Op 22 juli 2019 schreef ik er een brief over aan minister Ollongren van Binnenlandse Zaken. Daarin bepleitte ik een fundamentele discussie over de wijze van financiering van politieke partijen in Nederland. 'Voor een dubbeltje op de eerste rang' is het uitgangspunt bij de overheidsfinanciering van democratische instituties. De subsidies aan politieke partijen belopen ongeveer één euro per inwoner per jaar. Lokale politieke partijen krijgen helemaal niks. Nogal logisch dat partijen op zoek gaan naar andere financieringsbronnen, zeker wanneer grote uitgaven gedaan moeten worden voor verkiezingscampagnes. De poort staat open voor ongewenste binnenkomers en dito beïnvloeding. 

 

Kort na mijn brief werd ik uitgenodigd voor een gesprek met enkele topambtenaren.

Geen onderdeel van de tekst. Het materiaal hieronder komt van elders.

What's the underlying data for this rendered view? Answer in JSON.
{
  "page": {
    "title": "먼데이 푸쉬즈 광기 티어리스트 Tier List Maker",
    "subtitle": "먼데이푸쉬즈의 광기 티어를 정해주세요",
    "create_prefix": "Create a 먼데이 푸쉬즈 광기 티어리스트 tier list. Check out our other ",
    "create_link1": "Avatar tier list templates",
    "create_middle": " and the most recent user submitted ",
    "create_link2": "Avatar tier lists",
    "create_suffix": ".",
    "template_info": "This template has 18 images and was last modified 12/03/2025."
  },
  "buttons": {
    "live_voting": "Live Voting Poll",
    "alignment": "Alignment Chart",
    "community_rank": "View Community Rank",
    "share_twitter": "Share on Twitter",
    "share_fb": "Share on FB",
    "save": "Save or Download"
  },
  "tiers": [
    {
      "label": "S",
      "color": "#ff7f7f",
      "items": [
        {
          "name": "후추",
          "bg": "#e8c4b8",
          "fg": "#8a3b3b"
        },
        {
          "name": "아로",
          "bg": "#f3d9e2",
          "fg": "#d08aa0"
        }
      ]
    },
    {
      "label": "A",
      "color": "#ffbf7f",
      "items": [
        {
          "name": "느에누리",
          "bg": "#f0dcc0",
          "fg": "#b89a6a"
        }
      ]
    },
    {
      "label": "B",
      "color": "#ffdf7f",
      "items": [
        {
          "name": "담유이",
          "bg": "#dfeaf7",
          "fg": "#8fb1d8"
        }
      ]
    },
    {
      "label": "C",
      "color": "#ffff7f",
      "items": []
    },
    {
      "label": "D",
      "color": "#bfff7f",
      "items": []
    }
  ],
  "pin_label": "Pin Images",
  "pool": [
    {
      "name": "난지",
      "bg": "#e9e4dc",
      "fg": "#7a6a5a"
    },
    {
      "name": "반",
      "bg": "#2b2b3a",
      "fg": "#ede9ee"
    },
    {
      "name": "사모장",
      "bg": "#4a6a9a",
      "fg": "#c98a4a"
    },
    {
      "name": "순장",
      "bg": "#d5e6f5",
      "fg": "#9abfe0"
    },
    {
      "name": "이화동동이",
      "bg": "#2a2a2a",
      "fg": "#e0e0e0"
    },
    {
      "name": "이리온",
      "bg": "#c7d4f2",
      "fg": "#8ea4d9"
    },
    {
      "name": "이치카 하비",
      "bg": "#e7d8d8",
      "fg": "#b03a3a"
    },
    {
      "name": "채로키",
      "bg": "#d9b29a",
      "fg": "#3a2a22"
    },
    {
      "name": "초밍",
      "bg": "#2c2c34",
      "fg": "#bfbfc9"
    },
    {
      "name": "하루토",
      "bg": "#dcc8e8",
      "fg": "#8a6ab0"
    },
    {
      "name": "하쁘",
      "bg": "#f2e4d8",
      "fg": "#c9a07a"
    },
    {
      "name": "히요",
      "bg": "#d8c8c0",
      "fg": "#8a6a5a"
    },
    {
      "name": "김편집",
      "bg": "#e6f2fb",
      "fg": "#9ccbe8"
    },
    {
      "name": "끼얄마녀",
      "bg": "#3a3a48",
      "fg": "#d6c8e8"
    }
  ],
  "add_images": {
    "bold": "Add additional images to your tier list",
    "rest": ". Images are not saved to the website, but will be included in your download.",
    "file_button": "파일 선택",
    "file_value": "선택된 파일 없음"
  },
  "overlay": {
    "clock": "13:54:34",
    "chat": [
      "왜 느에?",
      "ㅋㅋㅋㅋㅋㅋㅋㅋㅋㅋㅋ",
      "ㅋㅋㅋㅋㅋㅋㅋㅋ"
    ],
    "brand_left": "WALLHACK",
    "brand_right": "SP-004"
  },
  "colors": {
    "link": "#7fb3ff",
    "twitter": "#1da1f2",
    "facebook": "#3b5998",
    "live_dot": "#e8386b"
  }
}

Mijn pleidooi voor een volledig verbod op donaties aan politieke partijen, te beginnen met giften van ondernemingen, werd beleefd aangehoord, maar viel niet in vruchtbare aarde.

 

Mij was en is volstrekt onduidelijk waarom het ministerie voornemens is om in de nieuwe Wet op de Politieke Partijen wel een verbod op giften van buiten de Europese Unie op te nemen om ongewenste beïnvloeding te voorkomen, maar die lijn niet consequent doortrekt naar giften van binnen de EU en uit Nederland zelf. In Canada en België zijn donaties van bedrijven al lang verboden, wijs als men is geworden door schandalen. Zodra zich in Nederland ook maar één schandaal van kaliber aandient zal de discussie ook hier serieus oplaaien. De vervolging van twee voormalige Haagse wethouders van de lokale politieke partij 'Hart voor Den Haag / Groep De Mos' is een serieuze rode vlag. Wat ook de uitkomst zal zijn, die kwestie moet stemmen tot fundamenteel nadenken of we in Nederland, nu er toch een nieuwe wet komt, de Canadezen en Belgen niet moeten volgen.

 

In het algemeen vind ik dat het niet aanvaardbaar is dat mensen met inzet van geld -of het nu particulieren zijn of representanten van bedrijven- zich een toegang tot politieke en bestuurlijke kringen verwerven die mensen zonder geld niet hebben. Lobbyen en je belangen bepleiten is volstrekt legitiem, maar niet met gebruikmaking van financiële transacties.